Financial Evaluation
In this study, a probabilistic simulation model is used to investigate the impact of uncertainty and risk in future cash flow and forecasting models
using random distributed input to generate an output distribution of discounted cash flow. There are a number of commercial packages
that run simulation; however, during this process a software tool has been developed in support of this work as an application for ship
investment analysis and decision support.
A financial evaluation helps an investor to take rational decision about an analyzed investment, whereas an economic analysis broadens
this perspective to include effects of the investment imposed on other stakeholders and the environment.
An investment can be evaluated with traditional payback period, or considering time value of money with discounted cash flow (DCF), net
present value (NPV), internal rate of return (IRR) and profitability index (PI).
In the traditional sensitivity analysis of cash-flow components, the effect of change in only one variable is considered at a time, where the
method to measure risk is to determine several different scenarios for probable results of discounted cash flow (DCF) or net present value (NPV)
to justify a realization of the project.
In contrast a simulation method, however, improves on this by looking at the impact of many variables
changing at the same time, where a probabilistic simulation model is using statistical distributions as input to incorporate uncertainty and
risk. The simulation produces a distribution of the possible outcomes from the simulation, and then a detailed statistical description for
the variables of interest and the probability of different outcomes in each scenario is achieved.
The probabilistic simulation method can be summarized as follows:
- Step 1: Creating a parametric model, y=f(x_1, x_2,..., x_n )
- Step 2: Generation of random input set of data, x_(1,i), x_(2,i),..., x_(n,i)
- Step 3: Calculations and memorizing results as y_i
- Step 4: Repeating steps 2 and 3 for i=1 to n
- Step 5: Analyzing the results using histograms, confidence intervals, other statistic indicators resulting from the simulation, etc.
This Figure illustrates the cash-flow generated by ship transport services.
The shipping sector is highly cyclical and sensitive to market fluctuations, and consequently the charter rates and ship prices fluctuate
correspondingly.

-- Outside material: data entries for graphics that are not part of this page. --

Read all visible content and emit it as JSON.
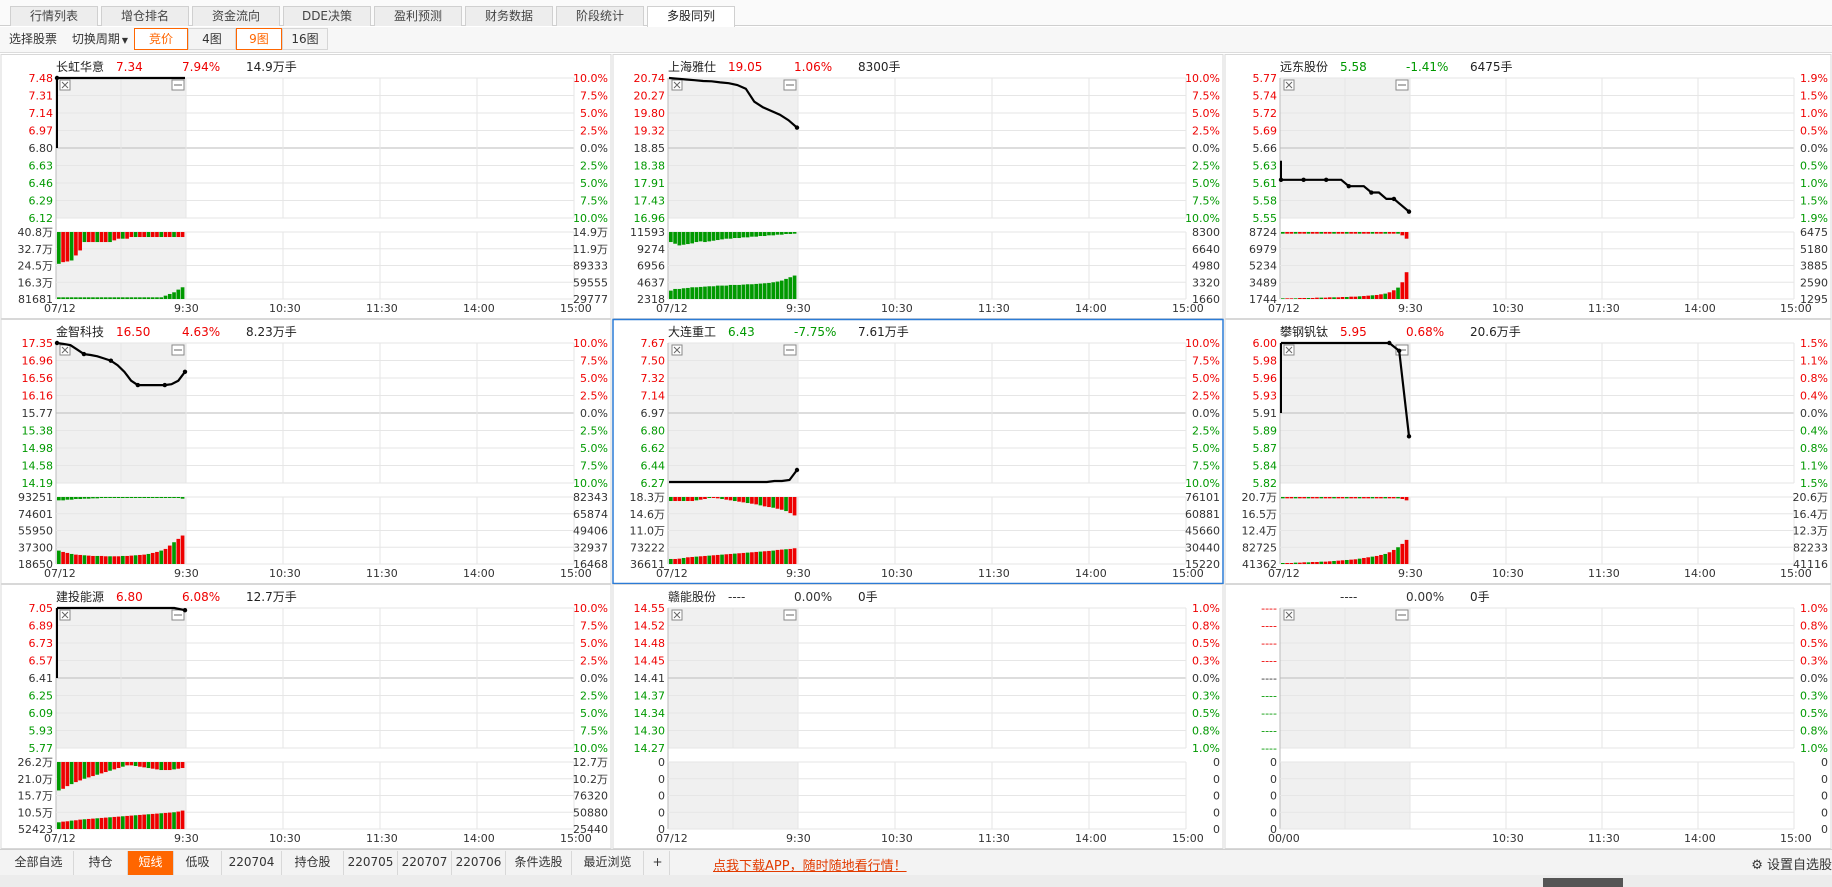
{
  "top_tabs": [
    "行情列表",
    "增仓排名",
    "资金流向",
    "DDE决策",
    "盈利预测",
    "财务数据",
    "阶段统计",
    "多股同列"
  ],
  "toolbar": {
    "select_stock": "选择股票",
    "switch_period": "切换周期",
    "auction": "竞价",
    "view_4": "4图",
    "view_9": "9图",
    "view_16": "16图"
  },
  "bottom_tabs": [
    "全部自选",
    "持仓",
    "短线",
    "低吸",
    "220704",
    "持仓股",
    "220705",
    "220707",
    "220706",
    "条件选股",
    "最近浏览"
  ],
  "bottom_active": "短线",
  "add_symbol": "+",
  "promo": "点我下载APP，随时随地看行情！",
  "settings_label": "设置自选股",
  "colors": {
    "up": "#ee0000",
    "down": "#009900",
    "flat": "#333333",
    "accent": "#ff6600",
    "selected_border": "#2b7bd6"
  },
  "panels": [
    {
      "name": "长虹华意",
      "price": "7.34",
      "chg": "7.94%",
      "vol": "14.9万手",
      "trend": "up",
      "left_ticks": [
        "7.48",
        "7.31",
        "7.14",
        "6.97",
        "6.80",
        "6.63",
        "6.46",
        "6.29",
        "6.12"
      ],
      "right_ticks": [
        "10.0%",
        "7.5%",
        "5.0%",
        "2.5%",
        "0.0%",
        "2.5%",
        "5.0%",
        "7.5%",
        "10.0%"
      ],
      "vol_left": [
        "40.8万",
        "32.7万",
        "24.5万",
        "16.3万",
        "81681"
      ],
      "vol_right": [
        "14.9万",
        "11.9万",
        "89333",
        "59555",
        "29777"
      ],
      "times": [
        "07/12",
        "9:30",
        "10:30",
        "11:30",
        "14:00",
        "15:00"
      ],
      "price_series": [
        7.48,
        7.48,
        7.48,
        7.48,
        7.48,
        7.48,
        7.48,
        7.48,
        7.48,
        7.48,
        7.48
      ],
      "dots": [
        0
      ],
      "opening_bar": [
        6.8,
        7.48
      ],
      "vol_top": [
        0.95,
        0.9,
        0.88,
        0.85,
        0.7,
        0.55,
        0.3,
        0.3,
        0.3,
        0.3,
        0.3,
        0.3,
        0.3,
        0.25,
        0.2,
        0.2,
        0.2,
        0.15,
        0.15,
        0.15,
        0.15,
        0.15,
        0.15,
        0.15,
        0.15,
        0.15,
        0.15,
        0.15,
        0.15,
        0.15
      ],
      "vol_bottom": [
        0.05,
        0.05,
        0.05,
        0.05,
        0.05,
        0.05,
        0.05,
        0.05,
        0.05,
        0.05,
        0.05,
        0.05,
        0.05,
        0.05,
        0.05,
        0.05,
        0.05,
        0.05,
        0.05,
        0.05,
        0.05,
        0.05,
        0.05,
        0.05,
        0.05,
        0.1,
        0.15,
        0.2,
        0.28,
        0.35
      ],
      "top_color": "mixed",
      "bottom_color": "green",
      "selected": false
    },
    {
      "name": "上海雅仕",
      "price": "19.05",
      "chg": "1.06%",
      "vol": "8300手",
      "trend": "up",
      "left_ticks": [
        "20.74",
        "20.27",
        "19.80",
        "19.32",
        "18.85",
        "18.38",
        "17.91",
        "17.43",
        "16.96"
      ],
      "right_ticks": [
        "10.0%",
        "7.5%",
        "5.0%",
        "2.5%",
        "0.0%",
        "2.5%",
        "5.0%",
        "7.5%",
        "10.0%"
      ],
      "vol_left": [
        "11593",
        "9274",
        "6956",
        "4637",
        "2318"
      ],
      "vol_right": [
        "8300",
        "6640",
        "4980",
        "3320",
        "1660"
      ],
      "times": [
        "07/12",
        "9:30",
        "10:30",
        "11:30",
        "14:00",
        "15:00"
      ],
      "price_series": [
        20.74,
        20.72,
        20.7,
        20.68,
        20.66,
        20.65,
        20.62,
        20.6,
        20.55,
        20.45,
        20.1,
        19.95,
        19.85,
        19.75,
        19.6,
        19.4
      ],
      "dots": [
        15
      ],
      "opening_bar": null,
      "vol_top": [
        0.3,
        0.35,
        0.4,
        0.38,
        0.36,
        0.34,
        0.3,
        0.28,
        0.3,
        0.28,
        0.26,
        0.24,
        0.22,
        0.2,
        0.2,
        0.18,
        0.18,
        0.16,
        0.16,
        0.14,
        0.14,
        0.12,
        0.12,
        0.1,
        0.1,
        0.08,
        0.08,
        0.06,
        0.06,
        0.05
      ],
      "vol_bottom": [
        0.25,
        0.3,
        0.3,
        0.32,
        0.33,
        0.35,
        0.35,
        0.36,
        0.37,
        0.38,
        0.38,
        0.4,
        0.4,
        0.4,
        0.42,
        0.42,
        0.42,
        0.43,
        0.44,
        0.44,
        0.45,
        0.46,
        0.47,
        0.48,
        0.5,
        0.52,
        0.55,
        0.6,
        0.65,
        0.7
      ],
      "top_color": "green",
      "bottom_color": "green",
      "selected": false
    },
    {
      "name": "远东股份",
      "price": "5.58",
      "chg": "-1.41%",
      "vol": "6475手",
      "trend": "down",
      "left_ticks": [
        "5.77",
        "5.74",
        "5.72",
        "5.69",
        "5.66",
        "5.63",
        "5.61",
        "5.58",
        "5.55"
      ],
      "right_ticks": [
        "1.9%",
        "1.5%",
        "1.0%",
        "0.5%",
        "0.0%",
        "0.5%",
        "1.0%",
        "1.5%",
        "1.9%"
      ],
      "vol_left": [
        "8724",
        "6979",
        "5234",
        "3489",
        "1744"
      ],
      "vol_right": [
        "6475",
        "5180",
        "3885",
        "2590",
        "1295"
      ],
      "times": [
        "07/12",
        "9:30",
        "10:30",
        "11:30",
        "14:00",
        "15:00"
      ],
      "price_series": [
        5.61,
        5.61,
        5.61,
        5.61,
        5.61,
        5.61,
        5.61,
        5.61,
        5.61,
        5.6,
        5.6,
        5.6,
        5.59,
        5.59,
        5.58,
        5.58,
        5.57,
        5.56
      ],
      "dots": [
        0,
        3,
        6,
        9,
        12,
        15,
        17
      ],
      "opening_bar": [
        5.61,
        5.64
      ],
      "vol_top": [
        0.05,
        0.05,
        0.05,
        0.05,
        0.05,
        0.05,
        0.05,
        0.05,
        0.05,
        0.05,
        0.05,
        0.05,
        0.05,
        0.05,
        0.05,
        0.05,
        0.05,
        0.05,
        0.05,
        0.05,
        0.05,
        0.05,
        0.05,
        0.05,
        0.05,
        0.05,
        0.05,
        0.05,
        0.1,
        0.2
      ],
      "vol_bottom": [
        0.02,
        0.02,
        0.02,
        0.02,
        0.03,
        0.03,
        0.03,
        0.03,
        0.04,
        0.04,
        0.04,
        0.05,
        0.05,
        0.05,
        0.06,
        0.06,
        0.07,
        0.07,
        0.08,
        0.09,
        0.1,
        0.11,
        0.12,
        0.14,
        0.16,
        0.2,
        0.26,
        0.34,
        0.5,
        0.8
      ],
      "top_color": "mixed",
      "bottom_color": "mixed",
      "selected": false
    },
    {
      "name": "金智科技",
      "price": "16.50",
      "chg": "4.63%",
      "vol": "8.23万手",
      "trend": "up",
      "left_ticks": [
        "17.35",
        "16.96",
        "16.56",
        "16.16",
        "15.77",
        "15.38",
        "14.98",
        "14.58",
        "14.19"
      ],
      "right_ticks": [
        "10.0%",
        "7.5%",
        "5.0%",
        "2.5%",
        "0.0%",
        "2.5%",
        "5.0%",
        "7.5%",
        "10.0%"
      ],
      "vol_left": [
        "93251",
        "74601",
        "55950",
        "37300",
        "18650"
      ],
      "vol_right": [
        "82343",
        "65874",
        "49406",
        "32937",
        "16468"
      ],
      "times": [
        "07/12",
        "9:30",
        "10:30",
        "11:30",
        "14:00",
        "15:00"
      ],
      "price_series": [
        17.35,
        17.33,
        17.3,
        17.2,
        17.1,
        17.08,
        17.05,
        17.0,
        16.95,
        16.85,
        16.7,
        16.5,
        16.4,
        16.4,
        16.4,
        16.4,
        16.4,
        16.42,
        16.5,
        16.7
      ],
      "dots": [
        0,
        4,
        8,
        12,
        16,
        19
      ],
      "opening_bar": null,
      "vol_top": [
        0.1,
        0.1,
        0.08,
        0.08,
        0.06,
        0.06,
        0.05,
        0.05,
        0.04,
        0.04,
        0.03,
        0.03,
        0.03,
        0.03,
        0.03,
        0.03,
        0.03,
        0.03,
        0.03,
        0.03,
        0.03,
        0.03,
        0.03,
        0.03,
        0.03,
        0.03,
        0.03,
        0.03,
        0.03,
        0.05
      ],
      "vol_bottom": [
        0.4,
        0.36,
        0.33,
        0.3,
        0.28,
        0.27,
        0.26,
        0.25,
        0.24,
        0.24,
        0.24,
        0.23,
        0.23,
        0.23,
        0.23,
        0.24,
        0.24,
        0.25,
        0.26,
        0.27,
        0.28,
        0.3,
        0.33,
        0.36,
        0.4,
        0.45,
        0.55,
        0.65,
        0.75,
        0.85
      ],
      "top_color": "green",
      "bottom_color": "mixed",
      "selected": false
    },
    {
      "name": "大连重工",
      "price": "6.43",
      "chg": "-7.75%",
      "vol": "7.61万手",
      "trend": "down",
      "left_ticks": [
        "7.67",
        "7.50",
        "7.32",
        "7.14",
        "6.97",
        "6.80",
        "6.62",
        "6.44",
        "6.27"
      ],
      "right_ticks": [
        "10.0%",
        "7.5%",
        "5.0%",
        "2.5%",
        "0.0%",
        "2.5%",
        "5.0%",
        "7.5%",
        "10.0%"
      ],
      "vol_left": [
        "18.3万",
        "14.6万",
        "11.0万",
        "73222",
        "36611"
      ],
      "vol_right": [
        "76101",
        "60881",
        "45660",
        "30440",
        "15220"
      ],
      "times": [
        "07/12",
        "9:30",
        "10:30",
        "11:30",
        "14:00",
        "15:00"
      ],
      "price_series": [
        6.28,
        6.28,
        6.28,
        6.28,
        6.28,
        6.28,
        6.28,
        6.28,
        6.28,
        6.28,
        6.28,
        6.28,
        6.28,
        6.28,
        6.29,
        6.29,
        6.3,
        6.4
      ],
      "dots": [
        17
      ],
      "opening_bar": null,
      "vol_top": [
        0.12,
        0.12,
        0.12,
        0.12,
        0.12,
        0.12,
        0.1,
        0.08,
        0.06,
        0.03,
        0.03,
        0.04,
        0.06,
        0.08,
        0.1,
        0.12,
        0.14,
        0.16,
        0.18,
        0.2,
        0.22,
        0.25,
        0.28,
        0.3,
        0.32,
        0.35,
        0.38,
        0.42,
        0.48,
        0.55
      ],
      "vol_bottom": [
        0.15,
        0.15,
        0.16,
        0.18,
        0.2,
        0.21,
        0.22,
        0.23,
        0.24,
        0.25,
        0.26,
        0.27,
        0.28,
        0.29,
        0.3,
        0.31,
        0.32,
        0.33,
        0.34,
        0.35,
        0.36,
        0.37,
        0.38,
        0.39,
        0.4,
        0.42,
        0.43,
        0.44,
        0.45,
        0.47
      ],
      "top_color": "mixed",
      "bottom_color": "mixed",
      "selected": true
    },
    {
      "name": "攀钢钒钛",
      "price": "5.95",
      "chg": "0.68%",
      "vol": "20.6万手",
      "trend": "up",
      "left_ticks": [
        "6.00",
        "5.98",
        "5.96",
        "5.93",
        "5.91",
        "5.89",
        "5.87",
        "5.84",
        "5.82"
      ],
      "right_ticks": [
        "1.5%",
        "1.1%",
        "0.8%",
        "0.4%",
        "0.0%",
        "0.4%",
        "0.8%",
        "1.1%",
        "1.5%"
      ],
      "vol_left": [
        "20.7万",
        "16.5万",
        "12.4万",
        "82725",
        "41362"
      ],
      "vol_right": [
        "20.6万",
        "16.4万",
        "12.3万",
        "82233",
        "41116"
      ],
      "times": [
        "07/12",
        "9:30",
        "10:30",
        "11:30",
        "14:00",
        "15:00"
      ],
      "price_series": [
        6.0,
        6.0,
        6.0,
        6.0,
        6.0,
        6.0,
        6.0,
        6.0,
        6.0,
        6.0,
        6.0,
        6.0,
        5.99,
        5.88
      ],
      "dots": [
        11,
        12,
        13
      ],
      "opening_bar": [
        5.91,
        6.0
      ],
      "vol_top": [
        0.04,
        0.04,
        0.04,
        0.04,
        0.04,
        0.04,
        0.04,
        0.04,
        0.04,
        0.04,
        0.04,
        0.04,
        0.04,
        0.04,
        0.04,
        0.04,
        0.04,
        0.04,
        0.04,
        0.04,
        0.04,
        0.04,
        0.04,
        0.04,
        0.04,
        0.04,
        0.04,
        0.04,
        0.06,
        0.1
      ],
      "vol_bottom": [
        0.03,
        0.03,
        0.03,
        0.04,
        0.04,
        0.05,
        0.05,
        0.06,
        0.06,
        0.07,
        0.07,
        0.08,
        0.09,
        0.1,
        0.11,
        0.12,
        0.13,
        0.14,
        0.16,
        0.18,
        0.2,
        0.22,
        0.24,
        0.27,
        0.3,
        0.35,
        0.42,
        0.5,
        0.6,
        0.72
      ],
      "top_color": "mixed",
      "bottom_color": "mixed",
      "selected": false
    },
    {
      "name": "建投能源",
      "price": "6.80",
      "chg": "6.08%",
      "vol": "12.7万手",
      "trend": "up",
      "left_ticks": [
        "7.05",
        "6.89",
        "6.73",
        "6.57",
        "6.41",
        "6.25",
        "6.09",
        "5.93",
        "5.77"
      ],
      "right_ticks": [
        "10.0%",
        "7.5%",
        "5.0%",
        "2.5%",
        "0.0%",
        "2.5%",
        "5.0%",
        "7.5%",
        "10.0%"
      ],
      "vol_left": [
        "26.2万",
        "21.0万",
        "15.7万",
        "10.5万",
        "52423"
      ],
      "vol_right": [
        "12.7万",
        "10.2万",
        "76320",
        "50880",
        "25440"
      ],
      "times": [
        "07/12",
        "9:30",
        "10:30",
        "11:30",
        "14:00",
        "15:00"
      ],
      "price_series": [
        7.05,
        7.05,
        7.05,
        7.05,
        7.05,
        7.05,
        7.05,
        7.05,
        7.05,
        7.05,
        7.05,
        7.05,
        7.03
      ],
      "dots": [
        12
      ],
      "opening_bar": [
        6.41,
        7.05
      ],
      "vol_top": [
        0.85,
        0.8,
        0.72,
        0.66,
        0.6,
        0.55,
        0.5,
        0.46,
        0.42,
        0.38,
        0.34,
        0.3,
        0.26,
        0.22,
        0.18,
        0.14,
        0.1,
        0.1,
        0.12,
        0.14,
        0.16,
        0.18,
        0.2,
        0.22,
        0.24,
        0.24,
        0.24,
        0.22,
        0.2,
        0.18
      ],
      "vol_bottom": [
        0.2,
        0.22,
        0.23,
        0.25,
        0.26,
        0.28,
        0.29,
        0.3,
        0.31,
        0.32,
        0.33,
        0.34,
        0.35,
        0.36,
        0.37,
        0.38,
        0.39,
        0.4,
        0.41,
        0.42,
        0.43,
        0.44,
        0.45,
        0.46,
        0.47,
        0.48,
        0.49,
        0.5,
        0.52,
        0.55
      ],
      "top_color": "mixed",
      "bottom_color": "mixed",
      "selected": false
    },
    {
      "name": "赣能股份",
      "price": "----",
      "chg": "0.00%",
      "vol": "0手",
      "trend": "flat",
      "left_ticks": [
        "14.55",
        "14.52",
        "14.48",
        "14.45",
        "14.41",
        "14.37",
        "14.34",
        "14.30",
        "14.27"
      ],
      "right_ticks": [
        "1.0%",
        "0.8%",
        "0.5%",
        "0.3%",
        "0.0%",
        "0.3%",
        "0.5%",
        "0.8%",
        "1.0%"
      ],
      "vol_left": [
        "0",
        "0",
        "0",
        "0",
        "0"
      ],
      "vol_right": [
        "0",
        "0",
        "0",
        "0",
        "0"
      ],
      "times": [
        "07/12",
        "9:30",
        "10:30",
        "11:30",
        "14:00",
        "15:00"
      ],
      "price_series": [],
      "dots": [],
      "opening_bar": null,
      "vol_top": [],
      "vol_bottom": [],
      "top_color": "none",
      "bottom_color": "none",
      "selected": false
    },
    {
      "name": "",
      "price": "----",
      "chg": "0.00%",
      "vol": "0手",
      "trend": "flat",
      "left_ticks": [
        "----",
        "----",
        "----",
        "----",
        "----",
        "----",
        "----",
        "----",
        "----"
      ],
      "right_ticks": [
        "1.0%",
        "0.8%",
        "0.5%",
        "0.3%",
        "0.0%",
        "0.3%",
        "0.5%",
        "0.8%",
        "1.0%"
      ],
      "vol_left": [
        "0",
        "0",
        "0",
        "0",
        "0"
      ],
      "vol_right": [
        "0",
        "0",
        "0",
        "0",
        "0"
      ],
      "times": [
        "00/00",
        "10:30",
        "11:30",
        "14:00",
        "15:00"
      ],
      "price_series": [],
      "dots": [],
      "opening_bar": null,
      "vol_top": [],
      "vol_bottom": [],
      "top_color": "none",
      "bottom_color": "none",
      "selected": false
    }
  ]
}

The uncertainty and risk include the market, operation, general economic development, and the financial consequences of a
change in governing variables.
The demand history for an item is a time series in which it is convenient to distinguish several types of components. The variable components
may be classed as:
- Trend: The variation is monotonic over the interval of interest, perhaps because of a low-frequency cycle.
- Cycles: The pattern of variation is reproduced, in some predictable way, over and over.
- Noise: Random variation, including any variation that is not predicted, except in terms of a statistical distribution function.